Sipp JA, Kerschner JE, Braune N, Hartnick CJ. Vocal Fold Medialization in ChildrenInjection Laryngoplasty, Thyroplasty, or Nerve Reinnervation?. Arch Otolaryngol Head Neck Surg. 2007;133(8):767-771. doi:10.1001/archotol.133.8.767
Copyright 2007 American Medical Association. All Rights Reserved. Applicable FARS/DFARS Restrictions Apply to Government Use.2007
To review surgical interventions for pediatric unilateral vocal fold immobility (UVFI).
Retrospective medical chart review.
Two tertiary academic centers.
All children who underwent vocal fold medialization for dysphonia, with or without aspiration, from January 2004 to September 2006.
Injection laryngoplasty, ansa cervicalis–recurrent laryngeal nerve anastomosis, or thyroplasty.
Main Outcome Measures
Age, sex, intervention, etiology, time from onset of UVFI to surgery, subjective success in improving voice, subjective duration of improvement, and complications.
Twenty-seven procedures were performed in 15 patients (mean age, 10.6 years). Nineteen injection laryngoplasties, 3 thyroplasties (1 bilateral), 2 ansa cervicalis–recurrent laryngeal nerve reinnervation procedures, 1 adduction arytenoidopexy, and 1 cricothyroid joint subluxation were performed. Causes of UVFI included thoracic surgery in 6 cases (40%), prolonged intubation in 4 (26%), central nervous system neoplasm in 3 (20%), unknown etiology in 1 (7%), and anoxic brain injury in 1 (7%). The mean duration from onset of symptoms to treatment was 47 months. There was 1 surgical complication (postoperative aspiration pneumonia following thyroplasty while the patient was under local anesthesia). Parents reported a satisfactory outcome in all cases.
Injection laryngoplasty, thyroplasty, and nerve reinnervation can be performed in pediatric patients with good outcomes and an acceptable safety profile. This article describes the experiences of 2 institutions with phonosurgery for UVFI in children and provides insight into the advantages and disadvantages of each procedure. Prospective studies, with validated quality-of-life measurements, are needed to greater clarify the role of different types of phonosurgery in children with UVFI.

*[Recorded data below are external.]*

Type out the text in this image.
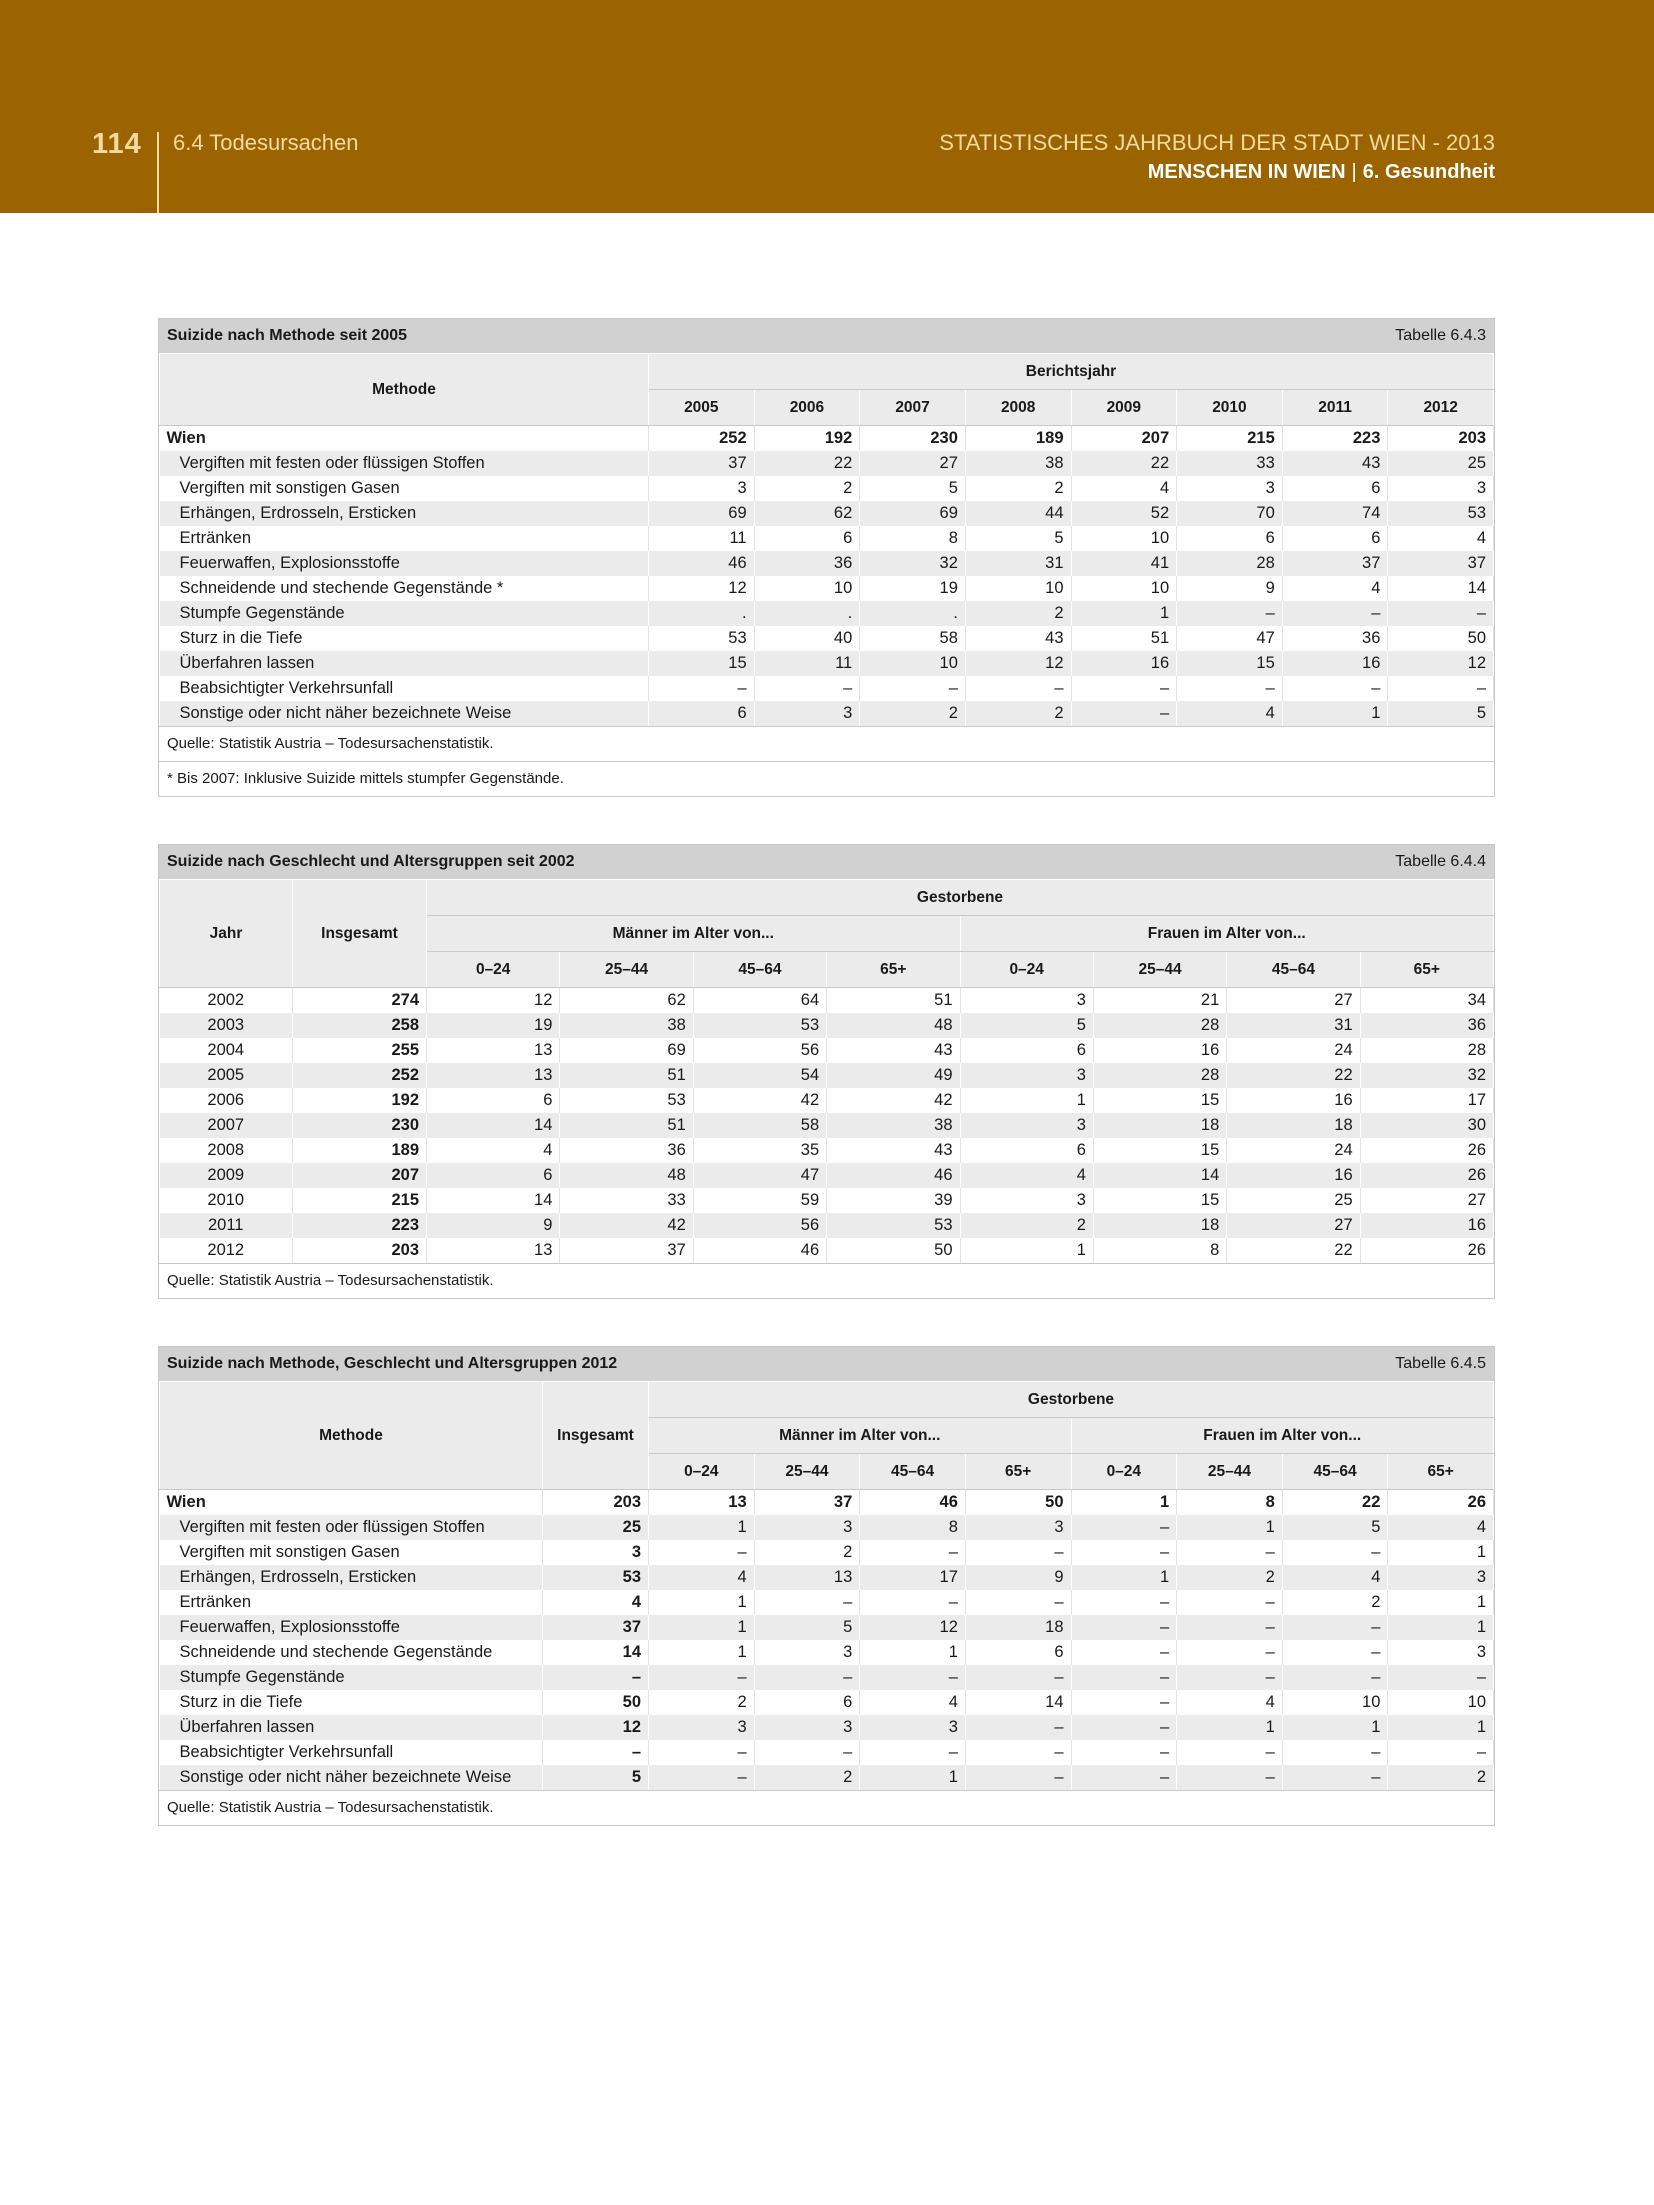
114 6.4 Todesursachen	STATISTISCHES JAHRBUCH DER STADT WIEN - 2013
MENSCHEN IN WIEN | 6. Gesundheit
Suizide nach Methode seit 2005	Tabelle 6.4.3
Methode	Berichtsjahr							
	2005	2006	2007	2008	2009	2010	2011	2012
Wien	252	192	230	189	207	215	223	203
Vergiften mit festen oder flüssigen Stoffen	37	22	27	38	22	33	43	25
Vergiften mit sonstigen Gasen	3	2	5	2	4	3	6	3
Erhängen, Erdrosseln, Ersticken	69	62	69	44	52	70	74	53
Ertränken	11	6	8	5	10	6	6	4
Feuerwaffen, Explosionsstoffe	46	36	32	31	41	28	37	37
Schneidende und stechende Gegenstände *	12	10	19	10	10	9	4	14
Stumpfe Gegenstände	.	.	.	2	1	–	–	–
Sturz in die Tiefe	53	40	58	43	51	47	36	50
Überfahren lassen	15	11	10	12	16	15	16	12
Beabsichtigter Verkehrsunfall	–	–	–	–	–	–	–	–
Sonstige oder nicht näher bezeichnete Weise	6	3	2	2	–	4	1	5
Quelle: Statistik Austria – Todesursachenstatistik.
* Bis 2007: Inklusive Suizide mittels stumpfer Gegenstände.
Suizide nach Geschlecht und Altersgruppen seit 2002	Tabelle 6.4.4
Jahr	Insgesamt	Gestorbene							
		Männer im Alter von...				Frauen im Alter von...			
		0–24	25–44	45–64	65+	0–24	25–44	45–64	65+
2002	274	12	62	64	51	3	21	27	34
2003	258	19	38	53	48	5	28	31	36
2004	255	13	69	56	43	6	16	24	28
2005	252	13	51	54	49	3	28	22	32
2006	192	6	53	42	42	1	15	16	17
2007	230	14	51	58	38	3	18	18	30
2008	189	4	36	35	43	6	15	24	26
2009	207	6	48	47	46	4	14	16	26
2010	215	14	33	59	39	3	15	25	27
2011	223	9	42	56	53	2	18	27	16
2012	203	13	37	46	50	1	8	22	26
Quelle: Statistik Austria – Todesursachenstatistik.
Suizide nach Methode, Geschlecht und Altersgruppen 2012	Tabelle 6.4.5
Methode	Insgesamt	Gestorbene							
		Männer im Alter von...				Frauen im Alter von...			
		0–24	25–44	45–64	65+	0–24	25–44	45–64	65+
Wien	203	13	37	46	50	1	8	22	26
Vergiften mit festen oder flüssigen Stoffen	25	1	3	8	3	–	1	5	4
Vergiften mit sonstigen Gasen	3	–	2	–	–	–	–	–	1
Erhängen, Erdrosseln, Ersticken	53	4	13	17	9	1	2	4	3
Ertränken	4	1	–	–	–	–	–	2	1
Feuerwaffen, Explosionsstoffe	37	1	5	12	18	–	–	–	1
Schneidende und stechende Gegenstände	14	1	3	1	6	–	–	–	3
Stumpfe Gegenstände	–	–	–	–	–	–	–	–	–
Sturz in die Tiefe	50	2	6	4	14	–	4	10	10
Überfahren lassen	12	3	3	3	–	–	1	1	1
Beabsichtigter Verkehrsunfall	–	–	–	–	–	–	–	–	–
Sonstige oder nicht näher bezeichnete Weise	5	–	2	1	–	–	–	–	2
Quelle: Statistik Austria – Todesursachenstatistik.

Unilateral vocal fold immobility (UVFI) in neonates is associated with stridor, poor feeding, or symptoms associated with an incompetent larynx.1,2 Dysphonia, with or without aspiration, is found in older children with UVFI. Speech therapy is useful in patients with UVFI and may be adequate treatment in some cases; however, others require surgery for greater degrees of medialization.3- 5
Most research concerning vocal fold medialization has been conducted in adult populations. A PubMed search of English language articles published since 1966 using the phrase “vocal fold medialization” identified 167 articles, whereas using “pediatric vocal fold medialization” yielded 3. Published work investigating surgical intervention and UVFI in children describes treatment specifically for aspiration or does not distinguish which patients were treated primarily for voice.2,5- 7 To our knowledge, there are no published articles that explore the advantages or disadvantages of each type of vocal fold medialization in the pediatric patient.
There is a degree of trepidation toward surgical intervention in the pediatric larynx. Many children are not able to undergo phonosurgery under local anesthesia, a condition necessary for delivering optimal results with thyroplasty and adduction arytenoidopexy. The anatomic alterations that result from most phonosurgical interventions are static, whereas the size, thickness, and composition of the larynx change as a person progresses from childhood to adulthood.8 Good results obtained at a young age may be lost during maturation. Spontaneous recovery of vocal fold movement has been reported at 18 months in an adult9 and as late as 4 years in a child.1 Patients with congenital bilateral vocal fold immobility have recovered movement as late as 11 years after onset.1,10 Because poor voice quality is not a life-threatening condition, it may be prudent in some cases to wait for spontaneous recovery of vocal fold movement or to abstain from phonosurgical intervention until after a child has gone through puberty to get the best result.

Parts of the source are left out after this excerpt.